Step 9 Thus exactly one marked circled zero in each row and each column of the matrix is obtained. The assignment corresponding to these marked circled zeros will give the optimal assignment.

UNBALANCED ASSIGNMENT PROBLEM

Any assignment problem is said to be unbalanced if the number of columns and rows are not equal.

To make its balanced we add a dummy row or dummy column with all the entries as zero.

MAXIMISATION IN ASSIGNMENT PROBLEM

Objective is to maximize the profit

To solve this we first convert the given profit matrix in to the loss matrix by subtracting all the elements from the highest element of the given profit matrix.

For this converted loss matrix we apply the steps in Hungarian method to get the optimum assignment.

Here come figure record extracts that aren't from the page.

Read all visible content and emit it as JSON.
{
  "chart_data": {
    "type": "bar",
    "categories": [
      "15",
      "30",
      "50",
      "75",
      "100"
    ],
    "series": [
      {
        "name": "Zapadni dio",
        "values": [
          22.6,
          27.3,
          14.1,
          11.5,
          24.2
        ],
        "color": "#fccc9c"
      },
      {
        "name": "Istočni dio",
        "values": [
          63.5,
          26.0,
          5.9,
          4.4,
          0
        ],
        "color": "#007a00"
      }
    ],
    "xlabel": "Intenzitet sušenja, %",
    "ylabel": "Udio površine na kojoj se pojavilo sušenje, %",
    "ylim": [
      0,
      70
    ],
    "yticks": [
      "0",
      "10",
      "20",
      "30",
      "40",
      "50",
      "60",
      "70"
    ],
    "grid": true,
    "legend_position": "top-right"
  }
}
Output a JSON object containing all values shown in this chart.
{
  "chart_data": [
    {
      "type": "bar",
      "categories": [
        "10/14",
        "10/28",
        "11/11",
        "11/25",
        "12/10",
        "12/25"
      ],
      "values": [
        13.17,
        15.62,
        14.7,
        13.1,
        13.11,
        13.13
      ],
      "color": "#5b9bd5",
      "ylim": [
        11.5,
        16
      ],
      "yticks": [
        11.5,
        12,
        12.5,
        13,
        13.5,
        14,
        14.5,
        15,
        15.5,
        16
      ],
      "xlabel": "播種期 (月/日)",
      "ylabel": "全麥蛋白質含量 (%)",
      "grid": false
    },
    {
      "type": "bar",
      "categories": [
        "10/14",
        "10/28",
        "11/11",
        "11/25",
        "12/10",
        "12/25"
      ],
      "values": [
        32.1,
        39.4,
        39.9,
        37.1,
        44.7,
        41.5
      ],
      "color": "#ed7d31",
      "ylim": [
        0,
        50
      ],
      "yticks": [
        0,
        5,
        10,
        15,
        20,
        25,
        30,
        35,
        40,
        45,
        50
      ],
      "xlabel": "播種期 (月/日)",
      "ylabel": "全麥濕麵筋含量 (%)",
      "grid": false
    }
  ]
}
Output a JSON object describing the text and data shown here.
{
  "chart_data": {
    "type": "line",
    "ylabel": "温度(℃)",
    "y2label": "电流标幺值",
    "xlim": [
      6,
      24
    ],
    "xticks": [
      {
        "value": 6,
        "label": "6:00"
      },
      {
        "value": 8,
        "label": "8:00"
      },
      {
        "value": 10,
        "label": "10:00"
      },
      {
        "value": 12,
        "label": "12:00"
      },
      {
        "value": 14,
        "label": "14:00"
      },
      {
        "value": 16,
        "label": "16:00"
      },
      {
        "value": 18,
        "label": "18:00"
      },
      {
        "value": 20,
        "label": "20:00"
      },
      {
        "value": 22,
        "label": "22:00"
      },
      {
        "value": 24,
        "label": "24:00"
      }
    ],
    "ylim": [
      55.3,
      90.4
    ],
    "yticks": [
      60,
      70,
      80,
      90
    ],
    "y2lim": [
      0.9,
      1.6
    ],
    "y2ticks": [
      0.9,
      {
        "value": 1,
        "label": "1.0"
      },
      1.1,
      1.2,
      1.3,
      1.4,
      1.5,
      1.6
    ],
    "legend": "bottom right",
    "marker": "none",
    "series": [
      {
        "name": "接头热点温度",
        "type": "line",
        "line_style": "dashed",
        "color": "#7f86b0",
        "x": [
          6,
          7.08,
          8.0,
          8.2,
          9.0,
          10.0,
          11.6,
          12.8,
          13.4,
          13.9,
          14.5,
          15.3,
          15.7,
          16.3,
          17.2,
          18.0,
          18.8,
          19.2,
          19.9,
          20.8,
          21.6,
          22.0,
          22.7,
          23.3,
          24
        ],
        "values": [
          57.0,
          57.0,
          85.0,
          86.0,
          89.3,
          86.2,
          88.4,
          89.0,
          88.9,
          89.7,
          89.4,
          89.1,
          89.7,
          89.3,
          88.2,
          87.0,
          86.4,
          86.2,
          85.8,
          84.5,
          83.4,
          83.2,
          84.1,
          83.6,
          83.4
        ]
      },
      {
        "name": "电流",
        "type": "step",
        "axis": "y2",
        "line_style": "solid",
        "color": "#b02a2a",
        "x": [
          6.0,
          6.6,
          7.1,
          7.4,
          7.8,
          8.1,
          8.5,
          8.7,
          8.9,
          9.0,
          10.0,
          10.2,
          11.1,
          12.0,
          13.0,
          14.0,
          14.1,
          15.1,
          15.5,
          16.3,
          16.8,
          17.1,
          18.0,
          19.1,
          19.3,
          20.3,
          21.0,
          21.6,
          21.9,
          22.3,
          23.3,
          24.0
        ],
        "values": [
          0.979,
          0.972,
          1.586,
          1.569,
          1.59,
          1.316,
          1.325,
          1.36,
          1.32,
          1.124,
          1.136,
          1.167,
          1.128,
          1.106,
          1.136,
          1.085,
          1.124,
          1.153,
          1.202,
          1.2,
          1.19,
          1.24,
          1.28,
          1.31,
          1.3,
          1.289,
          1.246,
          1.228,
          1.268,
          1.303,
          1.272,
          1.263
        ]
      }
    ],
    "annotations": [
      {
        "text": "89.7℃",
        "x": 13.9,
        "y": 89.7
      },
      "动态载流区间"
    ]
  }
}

TRAVELLING SALESMAN PROBLEM

The objective is to select the sequence which the cities are visited in such a way that the total travelling time is minimized .

o For eg : to visit two cities (A and B) there is no choice. To visit three cities we have two possible routes. For four cities we have three possible routes. In general to visit “ n ” there are “n-1” possible routes.